Healdsburg requires developers to include greater share of affordable units

One of the priciest cities in Sonoma County now also has one of the most aggressive mandates for adding new affordable housing, after a vote Monday night by the Healdsburg City Council.|

Healdsburg has passed one of Sonoma County’s most aggressive affordable housing requirements for new residential developments, mandating a fifth of houses and apartments on future projects be dedicated to lower- and middle-income earners.

The City Council adopted the updated rules Monday after advancing the plan earlier in the month with a 5-0 vote.

The new requirements follow recommendations from a community housing group to help produce more housing for the local workforce in one of the county’s priciest real estate markets, with a citywide measure that also limits annual growth.

The rules will apply to both single-family and multi-family sites of five or more market-rate homes. They will increase the share of affordable units that must be built in such developments from 15% to 20% of the total. The update also increases the fees developers often choose to pay toward a housing fund instead of building affordable units on site, while tying those fees to the region’s actual cost of construction.

“We’re not in it to extract the fees. We’re more in it to get the housing built,” said Councilman Joe Naujokas. “And if we can’t get the housing, let’s make sure that the inclusionary fees are well thought out and well calculated.”

The new rule takes effect in mid-July and makes Healdsburg among just three other local governments - the cities of Sonoma and Sebastopol and Sonoma County - with the highest affordable housing mandate for developers. The move comes as local and state lawmakers have stretched to find a range of ways to both order and offer incentives for developers to boost affordable housing creation in the high-cost Bay Area.

Last year, Petaluma changed its affordable housing requirement by removing a developer’s option to simply pay a fee in lieu of building actual units on site. Now, builders must get City Council approval to take that step. When they do get clearance to pay the fee, the amount must cover the cost of meeting the 20% threshold - 5% more than the city’s standard mandate. Santa Rosa is also considering amending its requirement and fees to encourage more affordable units. The city’s current mandate is 15%.

“It’s an interesting balance to find between those two things,” said David Guhin, Santa Rosa’s assistant city manager. “You try to find sweet spot and actually see some units built. I don’t know the exact right answer on that, but we’re going to try.”

As part of Healdsburg’s approach, new developments offering homes for sale will have to hit the 20% mark, with resulting affordable units divided between two categories.

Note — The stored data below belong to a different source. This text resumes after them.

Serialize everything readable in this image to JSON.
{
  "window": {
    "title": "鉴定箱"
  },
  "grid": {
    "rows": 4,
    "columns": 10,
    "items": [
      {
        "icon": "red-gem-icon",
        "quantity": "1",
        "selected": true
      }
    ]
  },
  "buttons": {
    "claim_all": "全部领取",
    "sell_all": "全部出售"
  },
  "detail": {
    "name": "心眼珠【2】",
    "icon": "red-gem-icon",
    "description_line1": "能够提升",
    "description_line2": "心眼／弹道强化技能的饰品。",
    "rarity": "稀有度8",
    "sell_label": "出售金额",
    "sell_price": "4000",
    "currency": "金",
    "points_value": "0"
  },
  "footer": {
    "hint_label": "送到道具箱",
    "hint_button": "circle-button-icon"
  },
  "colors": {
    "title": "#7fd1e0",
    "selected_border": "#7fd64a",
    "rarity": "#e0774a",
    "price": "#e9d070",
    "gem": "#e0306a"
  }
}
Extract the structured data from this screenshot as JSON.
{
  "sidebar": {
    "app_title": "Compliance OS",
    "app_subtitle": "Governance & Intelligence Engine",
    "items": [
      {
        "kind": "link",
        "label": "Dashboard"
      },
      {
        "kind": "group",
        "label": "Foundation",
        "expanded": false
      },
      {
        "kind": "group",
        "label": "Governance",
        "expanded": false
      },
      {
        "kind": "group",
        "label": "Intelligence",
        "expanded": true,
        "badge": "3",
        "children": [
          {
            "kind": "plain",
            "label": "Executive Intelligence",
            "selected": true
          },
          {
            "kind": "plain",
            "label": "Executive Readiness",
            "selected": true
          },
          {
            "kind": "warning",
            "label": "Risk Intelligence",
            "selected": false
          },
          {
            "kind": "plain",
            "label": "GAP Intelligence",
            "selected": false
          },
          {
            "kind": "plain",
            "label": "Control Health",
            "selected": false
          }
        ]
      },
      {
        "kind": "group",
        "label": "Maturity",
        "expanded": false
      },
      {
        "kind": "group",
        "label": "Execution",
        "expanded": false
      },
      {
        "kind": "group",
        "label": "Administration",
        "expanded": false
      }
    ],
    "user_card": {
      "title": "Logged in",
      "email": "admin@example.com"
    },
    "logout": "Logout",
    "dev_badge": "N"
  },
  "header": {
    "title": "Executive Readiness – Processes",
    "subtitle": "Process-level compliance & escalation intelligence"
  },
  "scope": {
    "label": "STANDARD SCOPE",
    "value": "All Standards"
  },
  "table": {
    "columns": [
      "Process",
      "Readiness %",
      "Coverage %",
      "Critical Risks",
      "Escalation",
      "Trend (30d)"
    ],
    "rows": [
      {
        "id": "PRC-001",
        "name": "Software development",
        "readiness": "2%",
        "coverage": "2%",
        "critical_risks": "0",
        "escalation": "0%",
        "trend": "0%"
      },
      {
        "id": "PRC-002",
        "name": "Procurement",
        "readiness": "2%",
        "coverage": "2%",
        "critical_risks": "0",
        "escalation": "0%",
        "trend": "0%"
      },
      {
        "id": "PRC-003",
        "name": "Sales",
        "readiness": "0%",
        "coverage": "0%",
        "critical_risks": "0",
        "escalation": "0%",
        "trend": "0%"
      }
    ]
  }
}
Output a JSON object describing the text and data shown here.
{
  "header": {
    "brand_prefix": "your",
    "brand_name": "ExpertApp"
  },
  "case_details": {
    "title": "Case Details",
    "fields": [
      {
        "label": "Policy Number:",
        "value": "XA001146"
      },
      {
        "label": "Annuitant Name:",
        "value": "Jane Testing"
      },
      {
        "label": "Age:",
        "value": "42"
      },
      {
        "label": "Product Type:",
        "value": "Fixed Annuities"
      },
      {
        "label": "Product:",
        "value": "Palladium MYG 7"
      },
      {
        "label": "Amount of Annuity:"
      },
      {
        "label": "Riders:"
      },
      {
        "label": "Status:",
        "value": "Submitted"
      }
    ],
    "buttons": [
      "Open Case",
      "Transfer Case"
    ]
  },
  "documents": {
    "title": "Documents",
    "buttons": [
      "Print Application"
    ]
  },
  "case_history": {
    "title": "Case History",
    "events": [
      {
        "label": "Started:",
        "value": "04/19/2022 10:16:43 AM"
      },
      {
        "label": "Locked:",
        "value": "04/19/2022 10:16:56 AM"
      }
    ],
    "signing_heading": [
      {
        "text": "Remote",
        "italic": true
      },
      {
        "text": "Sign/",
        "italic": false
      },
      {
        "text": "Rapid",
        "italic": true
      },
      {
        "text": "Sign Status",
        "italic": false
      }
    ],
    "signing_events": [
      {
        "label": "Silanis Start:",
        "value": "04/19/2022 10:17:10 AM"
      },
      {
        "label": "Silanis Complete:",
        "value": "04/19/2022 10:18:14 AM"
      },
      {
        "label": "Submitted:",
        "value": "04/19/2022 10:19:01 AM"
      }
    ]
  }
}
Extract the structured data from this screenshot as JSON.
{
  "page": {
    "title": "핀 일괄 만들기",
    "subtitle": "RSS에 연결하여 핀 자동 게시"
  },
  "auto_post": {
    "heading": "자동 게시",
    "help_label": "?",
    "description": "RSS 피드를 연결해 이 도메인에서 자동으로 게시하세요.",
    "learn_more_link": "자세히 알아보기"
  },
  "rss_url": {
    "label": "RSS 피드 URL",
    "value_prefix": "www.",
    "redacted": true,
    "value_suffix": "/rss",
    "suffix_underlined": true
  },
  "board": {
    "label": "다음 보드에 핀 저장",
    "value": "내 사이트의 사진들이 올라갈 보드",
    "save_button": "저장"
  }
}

Three quarters of the units will be limited to moderate-income buyers - up to $112,000 per year for a family of four - and the remaining quarter for those in the next higher income tier - up to $149,000.

On new rental housing, three quarters of the affordable units will be for those with the moderate-income households and a quarter will go to low-income tenants, making up to $60,000 for an individual and $86,500 for a family of four.

Roughly 5,000 housing units, including homes and apartments, exist in Healdsburg. The median sale price for a home has surged to $827,000 in 2019, while the median monthly rental rate is more than $3,100, according to San Francisco-based housing service Trulia

“In the last 10 years, we’ve been producing very high-end housing and very low-end housing and nothing in the middle,” said Councilman Shaun McCaffery. “That’s where we really have a deficit. So we’re just trying to incentivize the developer to be able to build the houses with less cost and build more of them.”

Builders in Healdsburg will also be able to meet the new conditions by dedicating land to the city, building the units outside the development or buying existing market-rate units and restricting them to affordable prices. Those options would require advance approval from the City Council.

The overhaul approved Monday is one of several by the council this year to help address the growing housing crisis in the city, one that has squeezed out some of its lowest-wage earners critical to its tourist and wine industries. Last month, the City Council voted 5-0 to waive fees for residents who wish to build a granny unit under 850 square feet, and halve fees for secondary units up to 1,200 square feet.

More changes may be on the way. Those include a tenant relocation fund that landlords must pay into for lower-income renters.

“We’ve been making a lot of progress in a lot of different areas,” said Stephen Sotomayor, the city’s housing administrator. “The real question now is which populations are we looking at and how do we best leverage those dollars to help.”